The second time he cried was for Jerusalem. He saw all these people, this mass of humankind, and he realized the emptiness of their lives. They had not heard the message of peace. They did not understand the purpose of his coming. They had eyes, but they did not see. They had ears, but they did not hear. They missed the whole point of the message that God had given to them. The fact they waved palm branches showed that they did not understand, because that is exactly what they did when the Maccabees, some two centuries earlier, overthrew the Syrian oppressors and reestablished worship in the temple. By waving palm branches, they were showing that they expected Jesus to be another warlord, another general of armies, who would lead them to overthrow the Romans. They were saying that they were ready to pick up their swords and shields and go to war.
Jesus said, "I did not come for that purpose. I came to show you a more excellent way. I came to show you the way of love." He had said, "Love your enemies and pray for those who persecute you. If someone smites you on the cheek, turn to him the other also. If someone wants your coat, give him your shirt as well. If they command you to carry their pack a mile, go two."

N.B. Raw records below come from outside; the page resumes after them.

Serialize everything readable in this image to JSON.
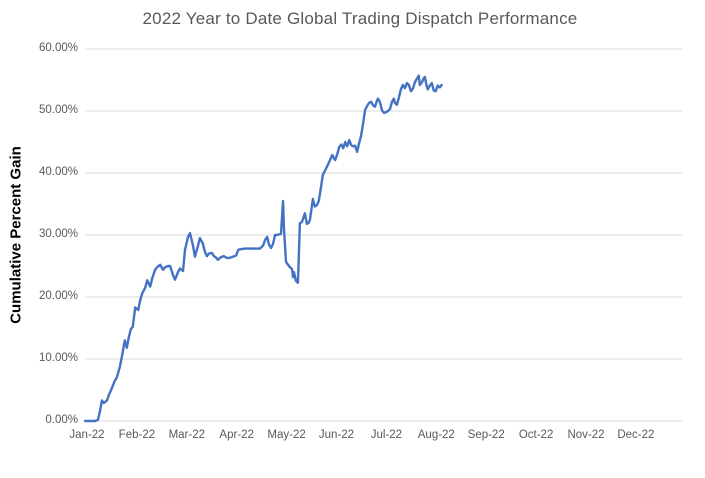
{
  "colors": {
    "line": "#4472C4",
    "gridline": "#D9D9D9",
    "title_text": "#595959",
    "tick_text": "#595959",
    "y_axis_title_text": "#000000",
    "background": "#FFFFFF"
  },
  "chart_data": {
    "type": "line",
    "title": "2022 Year to Date Global Trading Dispatch Performance",
    "xlabel": "",
    "ylabel": "Cumulative Percent Gain",
    "ylim": [
      0,
      60
    ],
    "xlim_months": [
      0,
      12
    ],
    "grid": "horizontal-only",
    "legend": "none",
    "y_ticks": [
      {
        "label": "60.00%",
        "value": 60
      },
      {
        "label": "50.00%",
        "value": 50
      },
      {
        "label": "40.00%",
        "value": 40
      },
      {
        "label": "30.00%",
        "value": 30
      },
      {
        "label": "20.00%",
        "value": 20
      },
      {
        "label": "10.00%",
        "value": 10
      },
      {
        "label": "0.00%",
        "value": 0
      }
    ],
    "x_tick_labels": [
      "Jan-22",
      "Feb-22",
      "Mar-22",
      "Apr-22",
      "May-22",
      "Jun-22",
      "Jul-22",
      "Aug-22",
      "Sep-22",
      "Oct-22",
      "Nov-22",
      "Dec-22"
    ],
    "series": [
      {
        "name": "Cumulative Percent Gain",
        "color": "#4472C4",
        "x_unit": "months since 2022-01-01 (decimal)",
        "y_unit": "percent",
        "points": [
          [
            0,
            0
          ],
          [
            0.1,
            0
          ],
          [
            0.2,
            0
          ],
          [
            0.26,
            0.2
          ],
          [
            0.3,
            1.5
          ],
          [
            0.34,
            3.3
          ],
          [
            0.38,
            2.9
          ],
          [
            0.44,
            3.3
          ],
          [
            0.48,
            4.2
          ],
          [
            0.54,
            5.3
          ],
          [
            0.6,
            6.5
          ],
          [
            0.64,
            7
          ],
          [
            0.7,
            8.7
          ],
          [
            0.74,
            10.3
          ],
          [
            0.8,
            13
          ],
          [
            0.84,
            11.8
          ],
          [
            0.88,
            13.5
          ],
          [
            0.92,
            14.8
          ],
          [
            0.96,
            15.2
          ],
          [
            1.01,
            18.3
          ],
          [
            1.07,
            17.9
          ],
          [
            1.11,
            19.5
          ],
          [
            1.15,
            20.6
          ],
          [
            1.21,
            21.5
          ],
          [
            1.25,
            22.7
          ],
          [
            1.31,
            21.7
          ],
          [
            1.35,
            23
          ],
          [
            1.41,
            24.4
          ],
          [
            1.45,
            24.8
          ],
          [
            1.51,
            25.2
          ],
          [
            1.57,
            24.4
          ],
          [
            1.61,
            24.8
          ],
          [
            1.67,
            25
          ],
          [
            1.71,
            25
          ],
          [
            1.77,
            23.5
          ],
          [
            1.81,
            22.8
          ],
          [
            1.87,
            24
          ],
          [
            1.91,
            24.6
          ],
          [
            1.97,
            24.2
          ],
          [
            2.01,
            27.6
          ],
          [
            2.07,
            29.7
          ],
          [
            2.11,
            30.3
          ],
          [
            2.17,
            28.3
          ],
          [
            2.21,
            26.5
          ],
          [
            2.27,
            28.2
          ],
          [
            2.31,
            29.5
          ],
          [
            2.37,
            28.6
          ],
          [
            2.41,
            27.3
          ],
          [
            2.45,
            26.6
          ],
          [
            2.49,
            27
          ],
          [
            2.55,
            27.1
          ],
          [
            2.59,
            26.6
          ],
          [
            2.63,
            26.4
          ],
          [
            2.67,
            26
          ],
          [
            2.73,
            26.4
          ],
          [
            2.79,
            26.6
          ],
          [
            2.85,
            26.3
          ],
          [
            2.91,
            26.3
          ],
          [
            2.97,
            26.5
          ],
          [
            3.04,
            26.7
          ],
          [
            3.08,
            27.6
          ],
          [
            3.12,
            27.7
          ],
          [
            3.22,
            27.8
          ],
          [
            3.32,
            27.8
          ],
          [
            3.42,
            27.8
          ],
          [
            3.52,
            27.8
          ],
          [
            3.58,
            28.3
          ],
          [
            3.62,
            29.2
          ],
          [
            3.66,
            29.7
          ],
          [
            3.7,
            28.4
          ],
          [
            3.74,
            27.9
          ],
          [
            3.78,
            28.6
          ],
          [
            3.82,
            30
          ],
          [
            3.86,
            30
          ],
          [
            3.9,
            30.1
          ],
          [
            3.94,
            30.2
          ],
          [
            3.98,
            35.5
          ],
          [
            4,
            31
          ],
          [
            4.04,
            25.7
          ],
          [
            4.08,
            25.2
          ],
          [
            4.12,
            24.8
          ],
          [
            4.16,
            24.5
          ],
          [
            4.18,
            23.2
          ],
          [
            4.2,
            24
          ],
          [
            4.24,
            22.6
          ],
          [
            4.28,
            22.3
          ],
          [
            4.3,
            27
          ],
          [
            4.32,
            31.9
          ],
          [
            4.36,
            32.1
          ],
          [
            4.4,
            33
          ],
          [
            4.42,
            33.5
          ],
          [
            4.46,
            31.8
          ],
          [
            4.5,
            32
          ],
          [
            4.52,
            32.4
          ],
          [
            4.58,
            35.8
          ],
          [
            4.62,
            34.6
          ],
          [
            4.66,
            34.8
          ],
          [
            4.7,
            35.5
          ],
          [
            4.74,
            37.5
          ],
          [
            4.78,
            39.7
          ],
          [
            4.82,
            40.3
          ],
          [
            4.88,
            41.3
          ],
          [
            4.92,
            42
          ],
          [
            4.97,
            42.9
          ],
          [
            5.01,
            42.3
          ],
          [
            5.03,
            42.1
          ],
          [
            5.07,
            43
          ],
          [
            5.11,
            44.2
          ],
          [
            5.15,
            44.6
          ],
          [
            5.19,
            44
          ],
          [
            5.23,
            45
          ],
          [
            5.27,
            44.3
          ],
          [
            5.31,
            45.3
          ],
          [
            5.35,
            44.5
          ],
          [
            5.39,
            44.3
          ],
          [
            5.43,
            44.4
          ],
          [
            5.47,
            43.4
          ],
          [
            5.51,
            44.8
          ],
          [
            5.55,
            46
          ],
          [
            5.59,
            48
          ],
          [
            5.63,
            50.2
          ],
          [
            5.67,
            50.8
          ],
          [
            5.71,
            51.3
          ],
          [
            5.75,
            51.5
          ],
          [
            5.79,
            50.9
          ],
          [
            5.83,
            50.7
          ],
          [
            5.87,
            51.7
          ],
          [
            5.89,
            52
          ],
          [
            5.93,
            51.4
          ],
          [
            5.97,
            50.1
          ],
          [
            6.01,
            49.7
          ],
          [
            6.05,
            49.8
          ],
          [
            6.09,
            50
          ],
          [
            6.13,
            50.3
          ],
          [
            6.17,
            51.5
          ],
          [
            6.21,
            52
          ],
          [
            6.23,
            51.3
          ],
          [
            6.27,
            51
          ],
          [
            6.31,
            52.2
          ],
          [
            6.35,
            53.5
          ],
          [
            6.39,
            54.2
          ],
          [
            6.43,
            53.7
          ],
          [
            6.47,
            54.5
          ],
          [
            6.51,
            54.2
          ],
          [
            6.55,
            53.2
          ],
          [
            6.59,
            53.6
          ],
          [
            6.63,
            54.6
          ],
          [
            6.67,
            55.2
          ],
          [
            6.71,
            55.7
          ],
          [
            6.73,
            54.2
          ],
          [
            6.77,
            54.6
          ],
          [
            6.81,
            55.3
          ],
          [
            6.83,
            55.5
          ],
          [
            6.87,
            53.9
          ],
          [
            6.89,
            53.5
          ],
          [
            6.93,
            54.1
          ],
          [
            6.97,
            54.5
          ],
          [
            7.01,
            53.3
          ],
          [
            7.05,
            53.2
          ],
          [
            7.09,
            54.1
          ],
          [
            7.13,
            53.8
          ],
          [
            7.17,
            54.2
          ]
        ]
      }
    ]
  }
}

Those people who listened to Him must have thought, "Well, those are beautiful words, but surely He does not mean Rome? He doesn’t expect us to love those Romans? Only a lunatic would command you to love Rome. We can’t do that."
But that was exactly what Jesus was saying? "Love even Rome, because Rome with her invincible legions knew all about the power of the sword. There was nothing Judah could teach Rome about war. So, Jesus says, Let us go another way. Rome has not seen the power of love. Show them love."
The nation of Israel had the opportunity to show Rome something new and different, but because they did not understand Jesus and did not understand his mission, they missed that opportunity, and Jesus wept over them because, like most opportunities, once lost, it would never return.
Jesus was the culmination of a whole history of God working with Israel. God had freed them from slavery in Egypt, led them across the wilderness and into the Promised Land, for a purpose, to demonstrate a new way of living to the world, the way of love. But they did not get it, and so Jesus wept.
What a contrast! As he sits upon the beast of burden, he sees the towering Temple of God silhouetted against the sky, but beyond that, in the years immediately ahead, he sees the legions of Titus surrounding the Holy City. He sees the Temple destroyed, and the whole city leveled. He sees bodies in the streets and blood running in the gutters and thousands of people crying because they are starving to death while Titus waits for Jerusalem to surrender.
All of that happened because they did not recognize Messiah when He came! How different their lives could have been. How different the history of Israel could have been, if they had only recognized the one who came into their midst, riding on a colt.
It is the gospel of Matthew which adds that as Jesus looked at the city, he said, "O Jerusalem, Jerusalem. How often would I have gathered you together as a hen gathers her chicks beneath her wings. But you would not come."
Today, just like the city of Jerusalem, we find ourselves in the presence of Jesus. I wonder what he finds when he looks into our faces?
Does he see people concerned about so many things—worried about income taxes, worried about job security, worried about their health, or lack of thereof? Does Jesus see people who are so busy doing things, doing this and that and t’other, that they never bother to consider those things that are eternally important? Or, does he see people who recognize him for who he is--the Messiah, the Christ, the Son of God?
When he turns and looks into our lives, will Jesus weep once again because of what he sees? Will Jesus weep for you or for me? He taught a more excellent way. How are we doing along that way?